Six films stand out as potentially landmark releases. The first major stand-out is Todd Field’s Tár, coming out 13th of January. This film follows a composer-conductor of a major orchestra, played by Cate Blanchett, as the film takes her through a hypnotic and psychological journey of fame, ambition, and cancel culture.
The second film on my list is Greta Gerwig’s Barbie which has developed attention and hype, not just for its celebrity-stacked cast, including Margo Robbie, Emma Mackey, and Ryan Gosling, but also for Gerwig’s pristine writing as she collaborates with her partner Noah Baumbach.
The pair began writing together for Frances Ha (2012), a staple of the mumblecore subgenre, emphasising intimate personal relationships in low-budget and stripped-back productions. It will be interesting to see how this shift from black-and-white mumblecore films to having a $100 million budget is manifested, as Barbie could potentially become a 21st-century blockbuster. Barbie will come out on the 21st of July 2023.
Released on the same day is Christopher Nolan’s Oppenheimer, in which Cillian Murphy stars as the leading physicist working on the Manhattan Project, developing the atomic bomb. Nolan’s quest for authentic filmmaking whilst managing a $100 million budget has led to the usage of an actual nuclear bomb explosion. Joining Murphy in this cast are Florence Pugh and Robert Downey Jr.
Fourth is Wes Anderson’s Asteroid City, coming out in June. This has had surprisingly sparse marketing compared to the other films coming out at a similar time, however, for all Wes Anderson fans, this will be a treat.
For people who may not be familiar with Anderson’s films or simply don’t enjoy them, Asteroid City still has plenty of magic to offer as its cast has a huge ensemble, including Maya Hawke, Scarlett Johannsson, and Tom Hanks.
The fifth, Sarah Polley’s Women Talking, follows how women communicate about sexual assault in religious spaces. Adapted from Miriam Towes’ 2018 novel, Polley's screenplay seeks to explore themes of violence, forgiveness, anger, and faith. Women Talking will be released on 10th February.
Lastly, Spider-man: Across the Spider-Verse comes out in June. Following the most unique and original style of animation of the 2010s, Spider-Man: Into the Spider-Verse (2018), this new film will hopefully be as refreshing and enjoyable as the first. While it is true that the industry is constantly making new Spider-Man films, Across the Spider-Verse stands out as an example of how to be original in today’s climate.

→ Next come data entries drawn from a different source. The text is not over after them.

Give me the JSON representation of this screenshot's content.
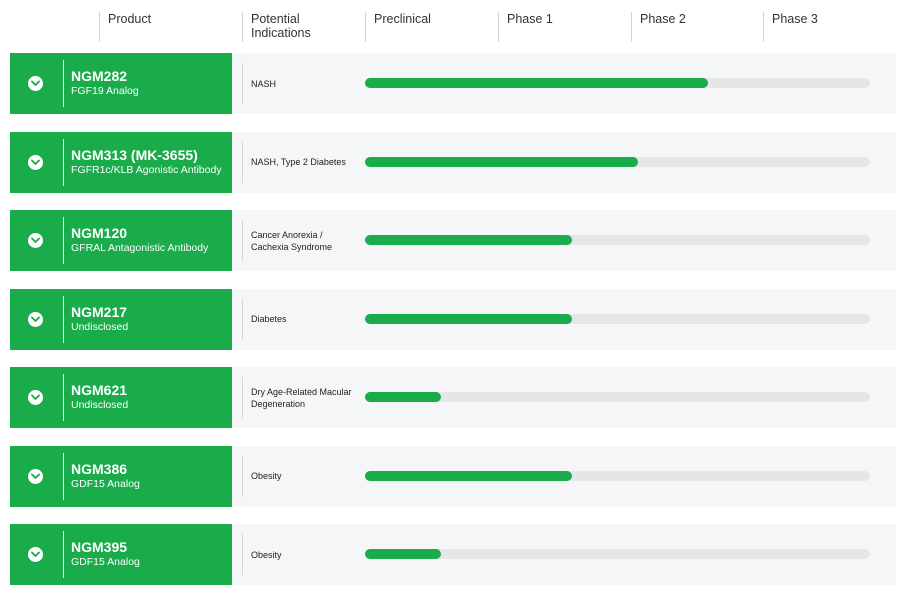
{
  "header": {
    "product": "Product",
    "indications": "Potential\nIndications",
    "phases": [
      "Preclinical",
      "Phase 1",
      "Phase 2",
      "Phase 3"
    ]
  },
  "colors": {
    "brand": "#1aab4b",
    "track": "#e6e6e6",
    "row_bg": "#f5f6f8"
  },
  "icons": {
    "expand": "chevron-down-icon"
  },
  "pipeline": [
    {
      "name": "NGM282",
      "subtitle": "FGF19 Analog",
      "indication": "NASH",
      "progress": 0.68
    },
    {
      "name": "NGM313 (MK-3655)",
      "subtitle": "FGFR1c/KLB Agonistic Antibody",
      "indication": "NASH, Type 2 Diabetes",
      "progress": 0.54
    },
    {
      "name": "NGM120",
      "subtitle": "GFRAL Antagonistic Antibody",
      "indication": "Cancer Anorexia /\nCachexia Syndrome",
      "progress": 0.41
    },
    {
      "name": "NGM217",
      "subtitle": "Undisclosed",
      "indication": "Diabetes",
      "progress": 0.41
    },
    {
      "name": "NGM621",
      "subtitle": "Undisclosed",
      "indication": "Dry Age-Related Macular\nDegeneration",
      "progress": 0.15
    },
    {
      "name": "NGM386",
      "subtitle": "GDF15 Analog",
      "indication": "Obesity",
      "progress": 0.41
    },
    {
      "name": "NGM395",
      "subtitle": "GDF15 Analog",
      "indication": "Obesity",
      "progress": 0.15
    }
  ]
}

More generally, cinematic trends continue from last year. Superhero movies, especially Marvel Studios, are generally stuck in a nebulous position after Endgame (2019) and Spider-Man: No Way Home (2021). Oversaturating the market with underproduced and unfinished works, Marvel’s domination of cinema feels precarious and unsustainable. Disney is busy in 2023.

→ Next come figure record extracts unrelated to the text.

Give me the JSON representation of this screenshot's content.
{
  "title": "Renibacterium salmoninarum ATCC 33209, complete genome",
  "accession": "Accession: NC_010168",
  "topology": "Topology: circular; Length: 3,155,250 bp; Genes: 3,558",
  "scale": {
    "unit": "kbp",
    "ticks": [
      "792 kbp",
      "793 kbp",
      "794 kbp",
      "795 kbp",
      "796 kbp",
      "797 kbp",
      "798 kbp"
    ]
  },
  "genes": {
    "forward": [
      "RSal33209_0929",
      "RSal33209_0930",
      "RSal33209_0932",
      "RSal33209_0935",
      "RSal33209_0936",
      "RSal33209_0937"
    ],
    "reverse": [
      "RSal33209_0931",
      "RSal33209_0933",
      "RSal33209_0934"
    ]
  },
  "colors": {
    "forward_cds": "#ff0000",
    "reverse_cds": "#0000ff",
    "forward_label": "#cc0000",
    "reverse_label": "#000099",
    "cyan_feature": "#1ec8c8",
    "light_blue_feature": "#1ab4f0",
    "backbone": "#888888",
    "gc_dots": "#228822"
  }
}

Other Marvel productions arriving this year include Ant-Man and The Wasp: Quantomania in February, The Marvels in July, and Guardians of the Galaxy Vol. 3 in May. After a successful first season, Loki (2021-) returns sometime in late 2023. As a Marvel fan myself, it is important that the franchise ends its identity crisis and gets back to producing fun films.
Star Wars TV shows continue in 2023, providing a nuanced and subtle approach compared to its heavy-handed blockbuster history. Coming out in March, Ashoka depicts the adventures of Ashoka Tano, Anakin Skywalker’s padawan. The popular Star Wars series, The Mandalorian (2019-), also returns in February.

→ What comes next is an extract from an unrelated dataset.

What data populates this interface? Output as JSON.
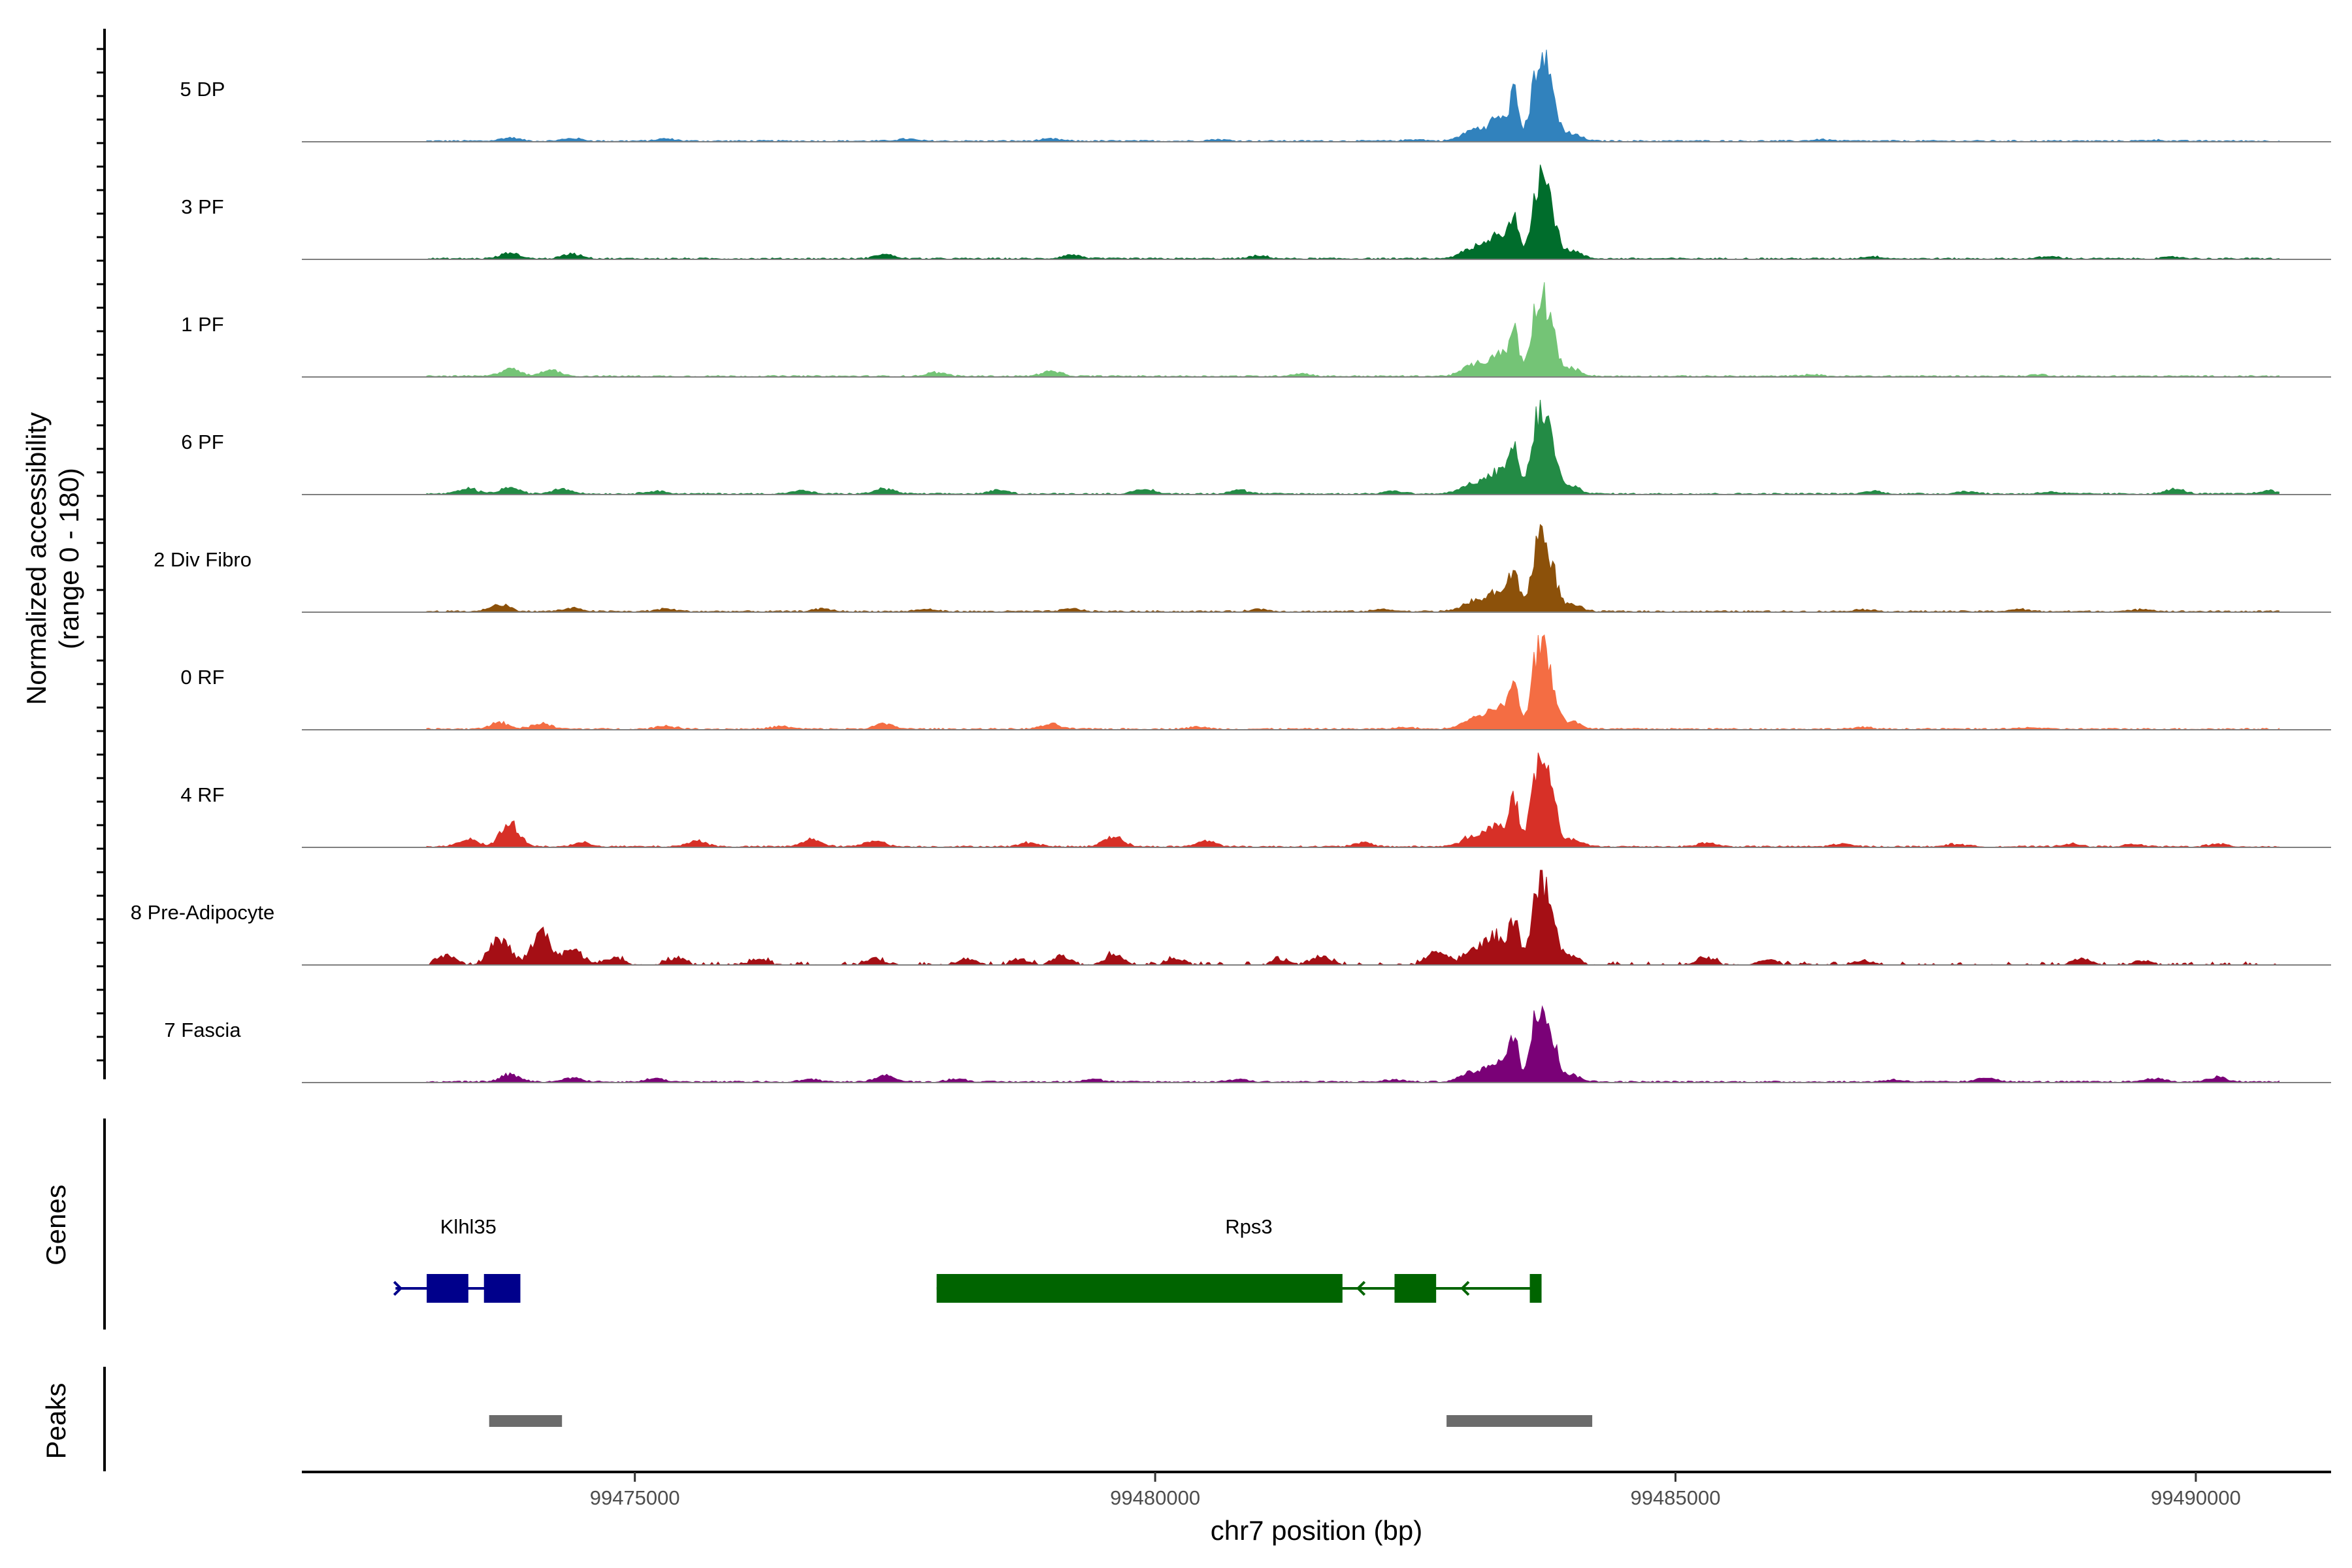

Other general UK releases in 2023 include the glitz and glamour of Damien Chazelle’s Babylon, which is set to come out in January. Live-action remakes strike again with the long-anticipated The Little Mermaid coming out in May.
Franchise revivals include Hunger Games: The Ballad of Songbirds and Snakes in November, Indiana Jones and the Dial of Destiny in June, and lastly, Mission: Impossible – Dead Reckoning – Part One in July.
Sequels set to come out are Creed III, John Wick 4, and Scream 6, all coming out in March, after the end of the Magic Mike saga: Magic Mike’s Last Dance in February. Scorsese’s Killers of the Flower Moon, starring Leonardo Di Caprio, is to come out in May.
Timotheé Chalamet stars in not only Dune: Part Two in November but also Wonka in December, where in both, he plays mythically powerful leaders.
A24 fans will be pleased with the releases of Kelly Reichardt’s Showing Up (2022) in April, which has already received major success at film festivals such as Cannes, and Ari Aster’s Beau is Afraid, starring Joaquin Phoenix, which is expected to be much later in the year. The Whale also has a UK release date of 3rd February.
New television shows to look out for this year include adaptations of Anthony Doerr's novel All the Light We Cannot See and Taylor Jenkins Reid's novel Daisy Jones & The Six. A personal standout for me is Pedro Pascal and Bella Ramsey staring in the TV version of the hit video game, The Last of Us (2012), which has the same title and comes out soon, on 15th January.
New television also brings That 90s Show, a reboot of That 70s Show (1998), and Velma, in which the character is finally depicted as an openly queer woman.
The new year brings the fourth season of Succession (2018-), in which the children of a business tycoon who controls a multimedia conglomerate have to finally get past their differences.
Other prominent returning shows include Yellowjackets (2021-) season 2, coming out in March, and Ted Lasso, releasing in the Autumn. The Handmaids Tale’s (2017-2023) sixth and final season comes later in the year.
In February, season 5 of The Marvellous Mrs Maisel (2017-) comes to Amazon Prime. Netflix’s Shadow and Bone (2021-) is returning for a second season in March, and The Witcher (2019-) season 3 comes out in Summer.
Just by writing this piece, I have realised the amount of content that is being produced, but what stands out more is the amount of cinema being made. I have left out so many more than should be mentioned, but I trust that good art will always be found.
Cinema is not meant to be considered as a selfish and exclusive club, but, instead, as a collaborative art form, bringing together the artist, creator, and audience. 2023 will surely be a year of creativity and collaboration.
As long as we continue to go to the cinema, watch television at home, or even just by talking about the things we enjoy watching, film and TV will continue to prosper.